Aristotelis Zervos, directeur de la rédaction de 2B Advice, allie expertise juridique et journalistique en Protection des données, la conformité informatique et la réglementation de l'IA.

„Le “ proctoring » désigne la surveillance numérique des examens, dans le cadre de laquelle les candidats sont surveillés par webcam et microphone pendant un test en ligne. L'objectif est de prévenir la tricherie. Le proctoring vise à garantir que les candidats n'utilisent pas d'outils non autorisés ou d'intelligence artificielle chez eux. Les fournisseurs de ce type de logiciels vantent souvent la conformité de cette surveillance avec le RGPD. Dans la pratique, cependant, les candidats doivent d'abord accepter l'utilisation de la caméra (et généralement d'un logiciel supplémentaire). En théorie, le consentement peut être refusé, mais la question se pose alors de savoir si la candidature sera toujours prise en considération. Cet article examine si et dans quelles conditions le proctoring est autorisé dans le cadre des procédures de candidature au regard de la législation sur la protection des données, et fournit des recommandations pratiques pour une utilisation conforme.

Risques liés à la protection des données dans le cadre du proctoring

Dans le cas d'un test en ligne supervisé, des mesures importantes sont nécessaires. données à caractère personnel Outre les enregistrements vidéo et audio du candidat, les contenus affichés à l'écran, les données saisies (par exemple, les mouvements du clavier et de la souris) et les données d'identité (par exemple, en présentant une pièce d'identité devant la caméra) sont souvent enregistrés.

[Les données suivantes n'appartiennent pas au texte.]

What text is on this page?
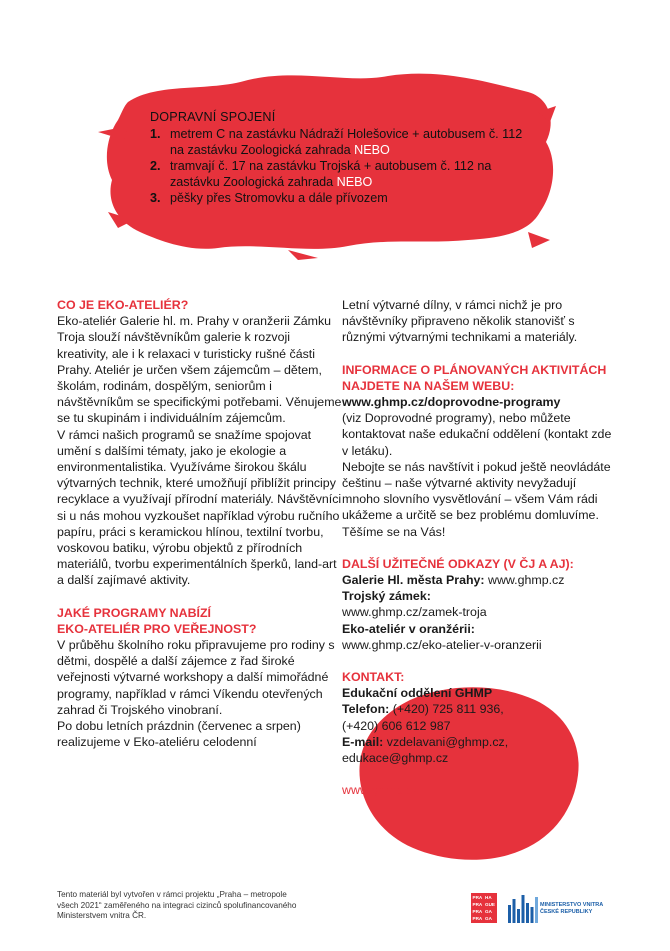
DOPRAVNÍ SPOJENÍ
1. metrem C na zastávku Nádraží Holešovice + autobusem č. 112 na zastávku Zoologická zahrada NEBO
2. tramvají č. 17 na zastávku Trojská + autobusem č. 112 na zastávku Zoologická zahrada NEBO
3. pěšky přes Stromovku a dále přívozem

CO JE EKO-ATELIÉR?

Eko-ateliér Galerie hl. m. Prahy v oranžerii Zámku Troja slouží návštěvníkům galerie k rozvoji kreativity, ale i k relaxaci v turisticky rušné části Prahy. Ateliér je určen všem zájemcům – dětem, školám, rodinám, dospělým, seniorům i návštěvníkům se specifickými potřebami. Věnujeme se tu skupinám i individuálním zájemcům.

V rámci našich programů se snažíme spojovat umění s dalšími tématy, jako je ekologie a environmentalistika. Využíváme širokou škálu výtvarných technik, které umožňují přiblížit principy recyklace a využívají přírodní materiály. Návštěvníci si u nás mohou vyzkoušet například výrobu ručního papíru, práci s keramickou hlínou, textilní tvorbu, voskovou batiku, výrobu objektů z přírodních materiálů, tvorbu experimentálních šperků, land-art a další zajímavé aktivity.

JAKÉ PROGRAMY NABÍZÍ

EKO-ATELIÉR PRO VEŘEJNOST?

V průběhu školního roku připravujeme pro rodiny s dětmi, dospělé a další zájemce z řad široké veřejnosti výtvarné workshopy a další mimořádné programy, například v rámci Víkendu otevřených zahrad či Trojského vinobraní.

Po dobu letních prázdnin (červenec a srpen) realizujeme v Eko-ateliéru celodenní

Letní výtvarné dílny, v rámci nichž je pro návštěvníky připraveno několik stanovišť s různými výtvarnými technikami a materiály.

INFORMACE O PLÁNOVANÝCH AKTIVITÁCH NAJDETE NA NAŠEM WEBU:

www.ghmp.cz/doprovodne-programy

(viz Doprovodné programy), nebo můžete kontaktovat naše edukační oddělení (kontakt zde v letáku).

Nebojte se nás navštívit i pokud ještě neovládáte češtinu – naše výtvarné aktivity nevyžadují mnoho slovního vysvětlování – všem Vám rádi ukážeme a určitě se bez problému domluvíme. Těšíme se na Vás!

DALŠÍ UŽITEČNÉ ODKAZY (V ČJ A AJ):

Galerie Hl. města Prahy: www.ghmp.cz

Trojský zámek:

www.ghmp.cz/zamek-troja

Eko-ateliér v oranžérii:

www.ghmp.cz/eko-atelier-v-oranzerii

KONTAKT:

Edukační oddělení GHMP

Telefon: (+420) 725 811 936,

(+420) 606 612 987

E-mail: vzdelavani@ghmp.cz,

edukace@ghmp.cz

www.ghmp.cz

Tento materiál byl vytvořen v rámci projektu „Praha – metropole všech 2021“ zaměřeného na integraci cizinců spolufinancovaného Ministerstvem vnitra ČR.
PRA HA
PRA GUE
PRA GA
PRA GA
MINISTERSTVO VNITRA
ČESKÉ REPUBLIKY
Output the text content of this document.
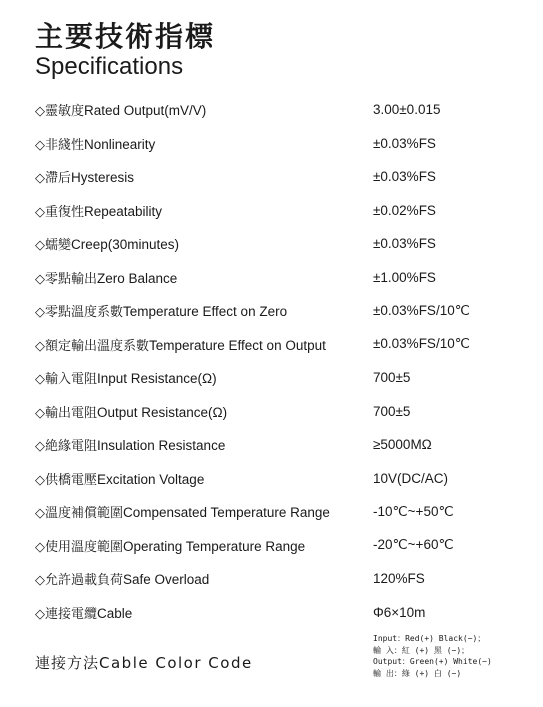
主要技術指標
Specifications
◇靈敏度Rated Output(mV/V)	3.00±0.015
◇非綫性Nonlinearity	±0.03%FS
◇滯后Hysteresis	±0.03%FS
◇重復性Repeatability	±0.02%FS
◇蠕變Creep(30minutes)	±0.03%FS
◇零點輸出Zero Balance	±1.00%FS
◇零點溫度系數Temperature Effect on Zero	±0.03%FS/10℃
◇額定輸出溫度系數Temperature Effect on Output	±0.03%FS/10℃
◇輸入電阻Input Resistance(Ω)	700±5
◇輸出電阻Output Resistance(Ω)	700±5
◇絶緣電阻Insulation Resistance	≥5000MΩ
◇供橋電壓Excitation Voltage	10V(DC/AC)
◇溫度補償範圍Compensated Temperature Range	-10℃~+50℃
◇使用溫度範圍Operating Temperature Range	-20℃~+60℃
◇允許過載負荷Safe Overload	120%FS
◇連接電纜Cable	Φ6×10m
連接方法Cable Color Code
Input：Red(+) Black(−)；
輸 入：紅 (+) 黑 (−)；
Output：Green(+) White(−)
輸 出：綠 (+) 白 (−)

Certains outils de surveillance interviennent profondément dans le système : ils peuvent lire l'historique du navigateur, modifier les paramètres de l'appareil ou surveiller les programmes en cours d'exécution. De telles fonctions permettent d'avoir accès à des domaines très personnels (par exemple, l'aménagement de l'appartement, les fichiers privés).

Du point de vue de la protection des données, il s'agit là d'atteintes considérables à la Vie privée et le droit à l'autodétermination en matière d'information. Il existe un risque que même des données sensibles au sens de l'art. 9 RGPD être enregistrées ; par exemple, des données biométriques (traits du visage, mouvements oculaires pour vérifier l'identité) ou des détails de l'environnement domestique qui peuvent révéler l'origine ethnique, la religion ou l'état de santé. Une telle intrusion est considérée comme très risquée pour les droits des personnes concernées au regard de la législation sur la protection des données et peut entraîner une Analyse d'impact sur la protection des données (Art. 35 RGPD) nécessaires.

De plus, le caractère volontaire de la participation est remis en cause : les candidats se trouvent dans leur espace privé et peuvent difficilement échapper à la surveillance s'ils souhaitent participer à la procédure de sélection. Cette situation soulève des questions fondamentales quant à la licéité et la base juridique du traitement des données.

Pour les Traitement Le traitement des données à caractère personnel dans le cadre de la procédure de candidature relève en principe de plusieurs Bases juridiques le RGPD . Vous trouverez ci-dessous une liste des normes applicables à l'utilisation du proctoring et des pièges à éviter.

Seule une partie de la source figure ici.